- Born: c. 380
- Died: c. 420s
- Notable work: Correspondent of Paulinus of Nola

= Galla (wife of Eucherius) =

Late Roman female letter writer and ascetic

Galla (c. 380 – c. 420s) was a late Roman woman who was a correspondent of Paulinus of Nola, and the wife of Eucherius of Lyon.

== Biography ==
Whilst little is known about the life of Galla, she is a significant late Roman woman since Paulinus of Nola addressed Epistola 51 to her and her husband, making her one of the few late Roman women known by name. This letter is also one of the last known to be written by Paulinus.

Galla was married to Eucherius, who became bishop of Lyon in 434. They had two sons: Veranus and Salonius, who were born c. 400. According to some sources, they also had two daughters, Consortia and Tullia.
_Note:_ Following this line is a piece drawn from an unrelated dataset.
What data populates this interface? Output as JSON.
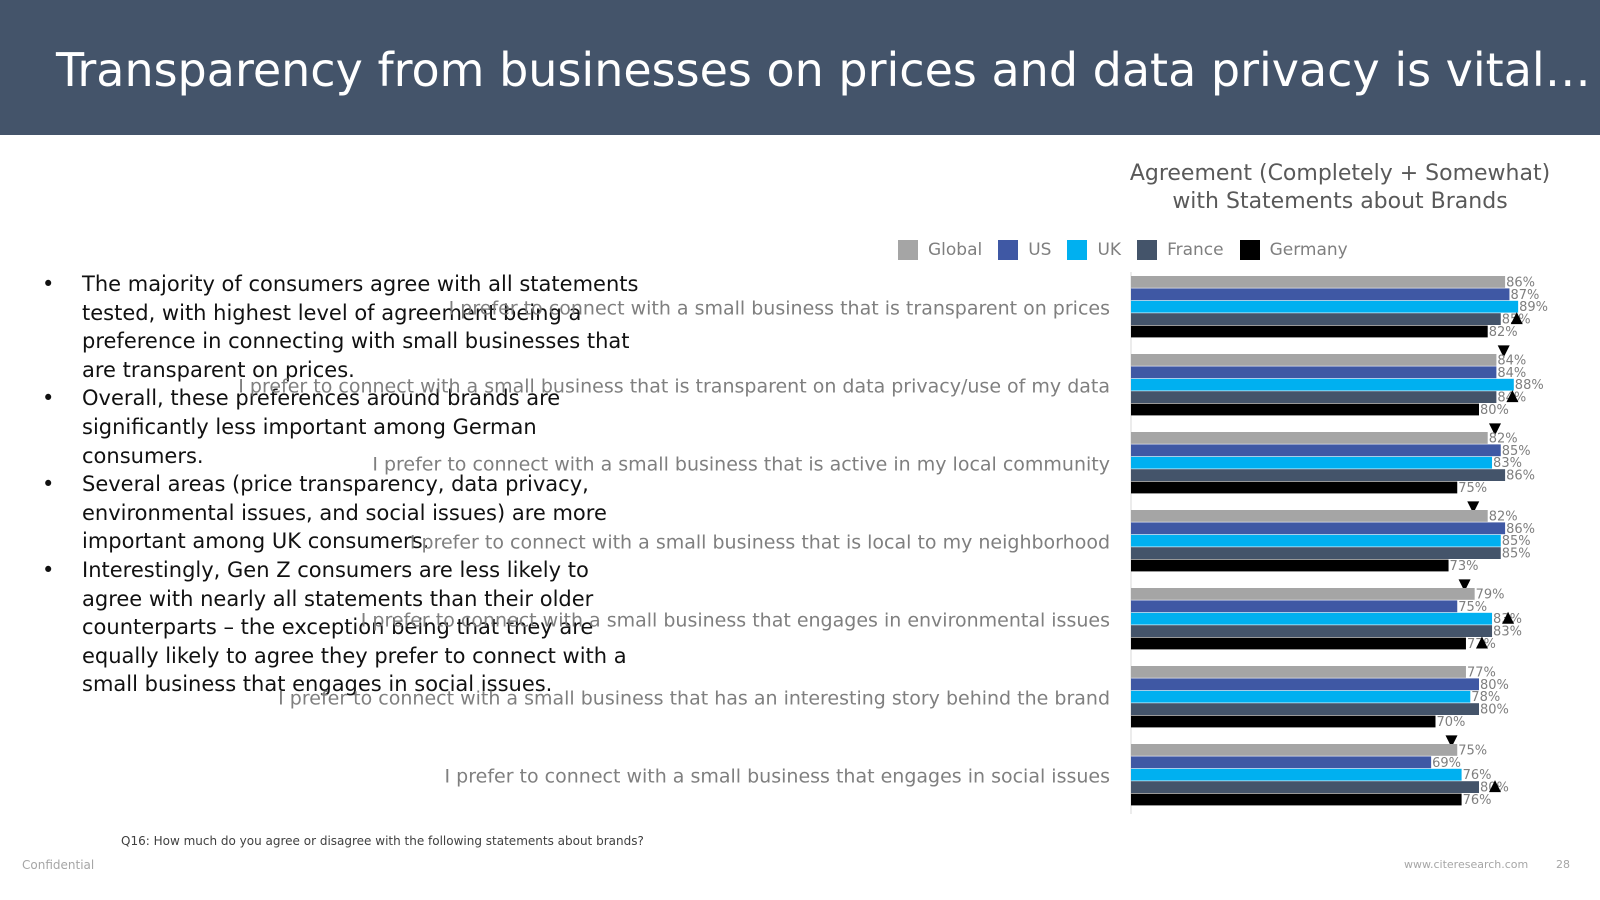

Galla's date of birth is unknown, but it could have been c. 380.

After their sons were born, Eucherius suggested that they alter their way of life to become more holy, leading the family to become religious ascetics together. Galla and Eucherius' marriage evolved to run on ascetic principles, like other 'marriages of friendship' undertaken by other religious figures such as Paulinus and Therasia of Nola. The Vita Sanctae Consortiae tells us that their religious conversion involved intense isolation.

In the 420s monks from Lérins visited Paulinus and told him how Eucherius, Galla and their sons were living an ascetic and secluded life in the monastery there. Both sons were later sent to visit Paulinus of Nola. The family practised "unwealth" - where life was restricted to the minimum in order to support prayer and devotion.

After the death of Galla, Eucherius retired to Lerins. Since Epistola 51 was written in either 421 to 426, we can assume Galla died some time after then in the 420s.